Cantaloupe (CTLP) Q1 2025 earnings summary
Event summary combining transcript, slides, and related documents.
Q1 2025 earnings summary
15 Jan, 2026Executive summary
Q1 FY25 revenue grew 13% year-over-year to $70.8 million, driven by strong growth in transaction and subscription revenue.
Net income increased to $3.6 million from $1.7 million in the prior year quarter, with EPS doubling year-over-year.
Adjusted EBITDA rose 14.5% to $9.0 million, reflecting improved operational efficiency.
Growth was fueled by expansion in micro-markets, new customer wins, and successful integration of SB Software's Vendmanager.
Strategic focus for FY25 includes scaling international operations, expanding recurring services, and improving operational efficiencies.
Financial highlights
Total revenue: $70.8 million, up 13% year-over-year; subscription and transaction fees rose 15.7% to $63.8 million.
Adjusted gross margin: 40.7% (vs. 38.8% prior year); gross margin: 38.3% (up from 35.7%).

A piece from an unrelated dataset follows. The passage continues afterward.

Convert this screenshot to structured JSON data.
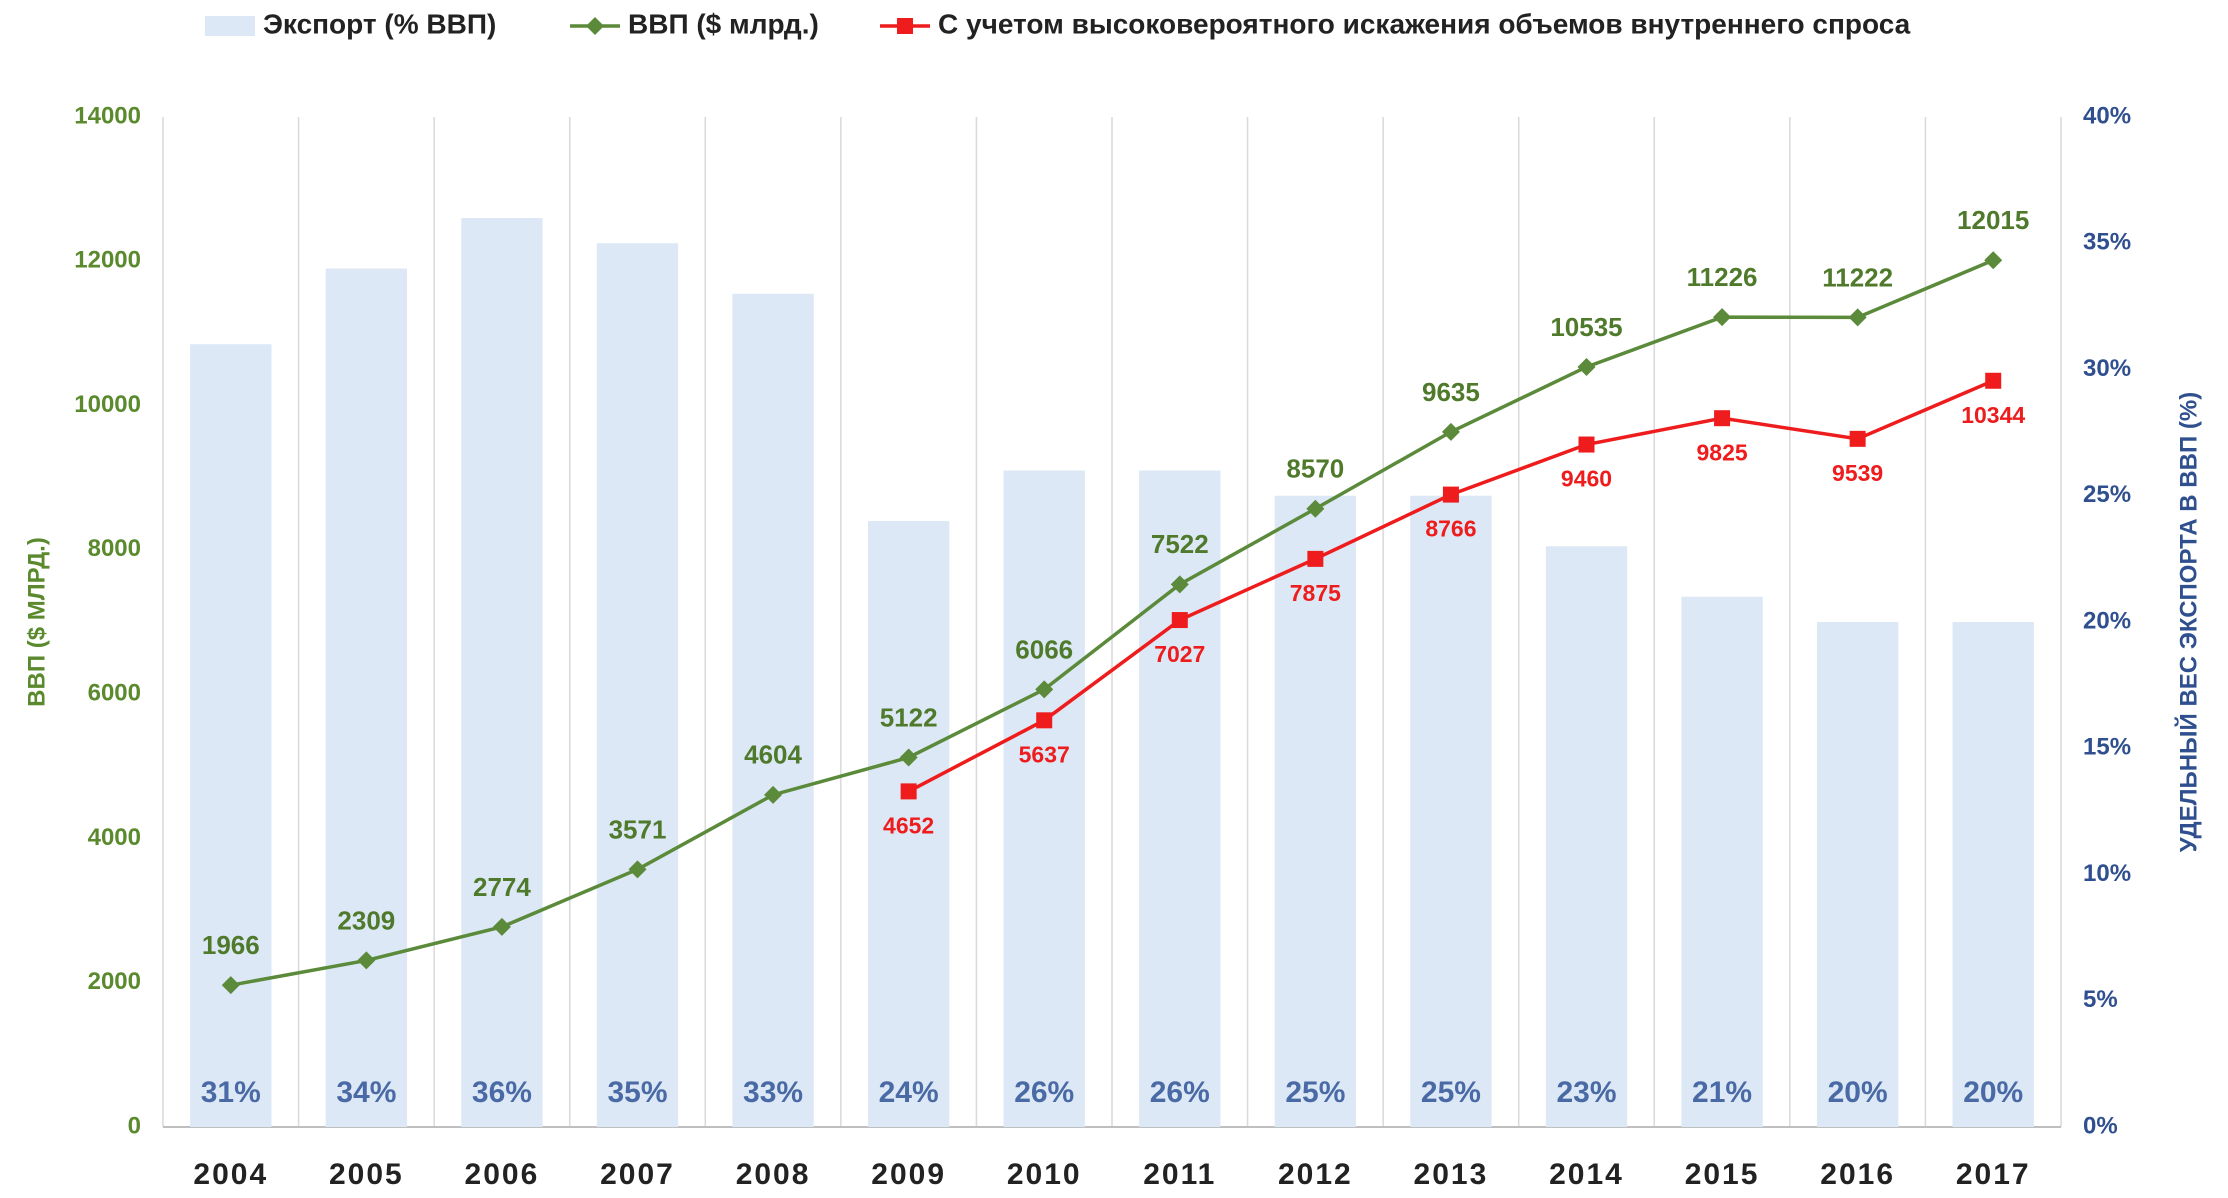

Equipment revenue: $7 million, down 6.7% year-over-year; equipment margin: 11.4% (vs. 12.2%).
Operating expenses: $24.7 million (up from $21.6 million), reflecting international expansion and non-recurring acquisition costs.
Cash and equivalents: $33.1 million, down from $58.9 million, mainly due to the SB Software acquisition and timing of transaction payments.
Outlook and guidance
FY25 revenue guidance: $308–$322 million (15–20% growth); subscription and transaction revenue growth expected at 15–20%.
GAAP net income forecast: $22–$32 million; adjusted EBITDA: $44–$52 million.
Operating cash flow expected between $24–$32 million.
Margins expected to improve slightly through the year, driven by higher average ticket sizes.
Management expects current financial resources to be sufficient to fund the next twelve months of operations.